Now for the choicest cut; the tenderloin, also known as the backstrap. This is venison filet mignon. On a young animal I have cut barbecued medallions of venison with a butter knife. It is to drool for. Turn the spine towards you and feel the two long columns of meat on either side. They go from the diagonal edge of the haunch muscle all the way down to the neck. Imagine your own back, and feel where those long backstraps begin. Start by inserting the knife along the edge of the spine. it will stop at the ribs. You can run the knife all the way along the edge of the tenderloin, and it will pull away easily from the vertebrae. You will now notice that there is a sheet of membrane over the tenderloin, with a coating of fat on it, which you need to peel away to see the whole of the backstrap. (I do save deer tallow for candle making. Up to you.) Now that you see the outer edge of the backstrap, put your fingers in there so you can know where to cut. You need to make that oblique cut at the top where the backstrap comes off the leg, and then just gently pull and cut so that it lifts out. It gets smaller as it heads into the neck but that is still delicious. Later you will tidy it up and remove the tough, iridescent sheet of sinew. Put it reverently in a bowl and carry it into the kitchen.

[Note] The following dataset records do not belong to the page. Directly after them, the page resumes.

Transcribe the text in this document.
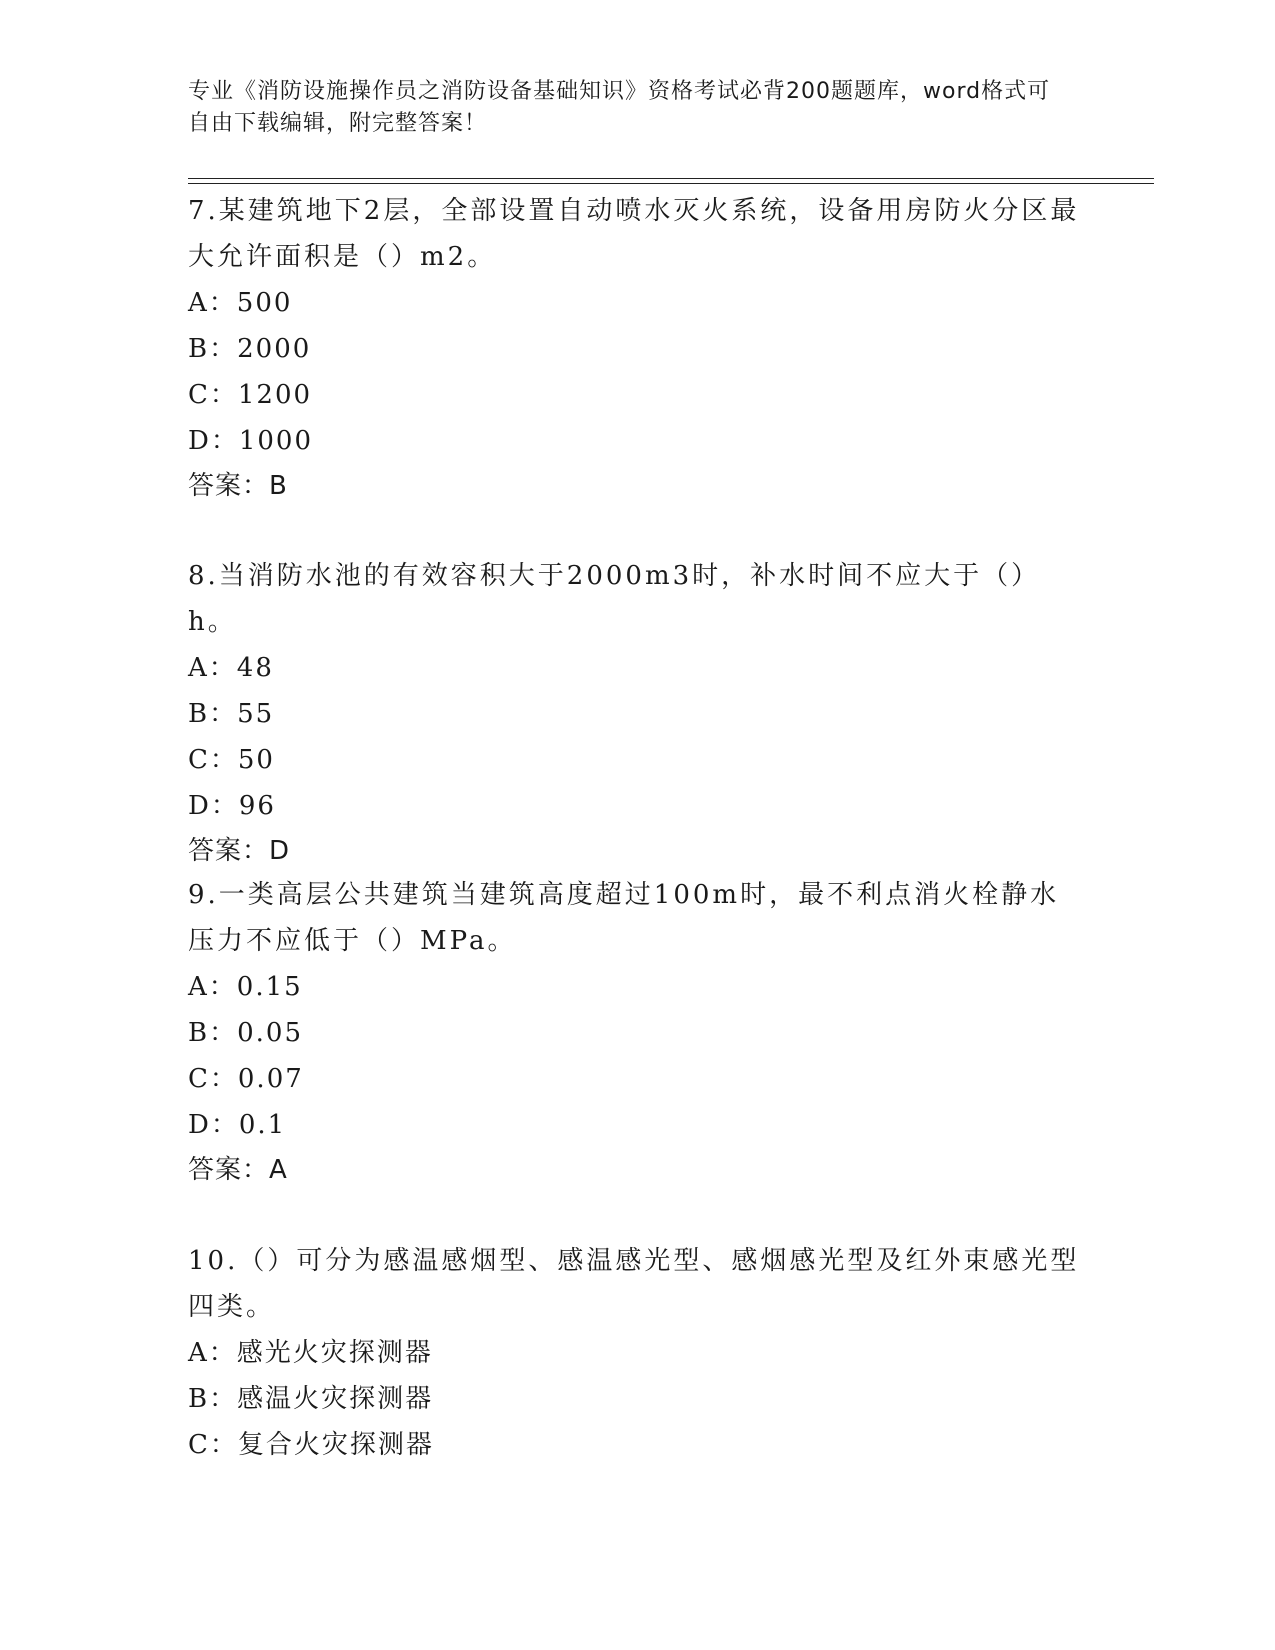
专业《消防设施操作员之消防设备基础知识》资格考试必背200题题库，word格式可自由下载编辑，附完整答案！

7.某建筑地下2层，全部设置自动喷水灭火系统，设备用房防火分区最大允许面积是（）m2。

A：500

B：2000

C：1200

D：1000

答案：B

8.当消防水池的有效容积大于2000m3时，补水时间不应大于（）h。

A：48

B：55

C：50

D：96

答案：D

9.一类高层公共建筑当建筑高度超过100m时，最不利点消火栓静水压力不应低于（）MPa。

A：0.15

B：0.05

C：0.07

D：0.1

答案：A

10.（）可分为感温感烟型、感温感光型、感烟感光型及红外束感光型四类。

A：感光火灾探测器

B：感温火灾探测器

C：复合火灾探测器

For the next step the deer has to come down. The haunches are easy to remove, but the carcass is still pretty heavy so I would generally lay it down on a heavy black plastic bag or something I could wash, like an old sheet. Grasp the hind leg firmly and pull it out and away from the body. Cut the thin belly wall between the haunch and the belly area, and open the leg out as fully as you can. If you push down on the edge of the crotch you can feel where the leg connects to the hips. This is where the ball joint is. Cut through the meat and keep pushing until the joint opens up and you can see the ball coming out of the socket. The photo shows the pelvis in the left side and the leg opened out to the right and upwards. You would then slip the tip of your knife into the socket of the hip joint and sever the tendon that keeps the ball attached to it. This releases most of the tension.
Now you can finish cutting off the leg. Make a curving cut up towards the spine so that that meaty area comes away with the haunch. Anything that stays on the hip can be trimmed off for chunks of stew meat. The leg comes off looking like a ham from the grocery story. Saw off the hind legs above the hock just like you sawed off the front legs. Carry that to the kitchen.
The torso has a lot of good meat on it, but it is an awkward thing. I just wrap my arms around it and carry it to my kitchen table, where I will get every bit of meat off it I can. Once that thing is out of the kitchen, though, things look a little less barbarous.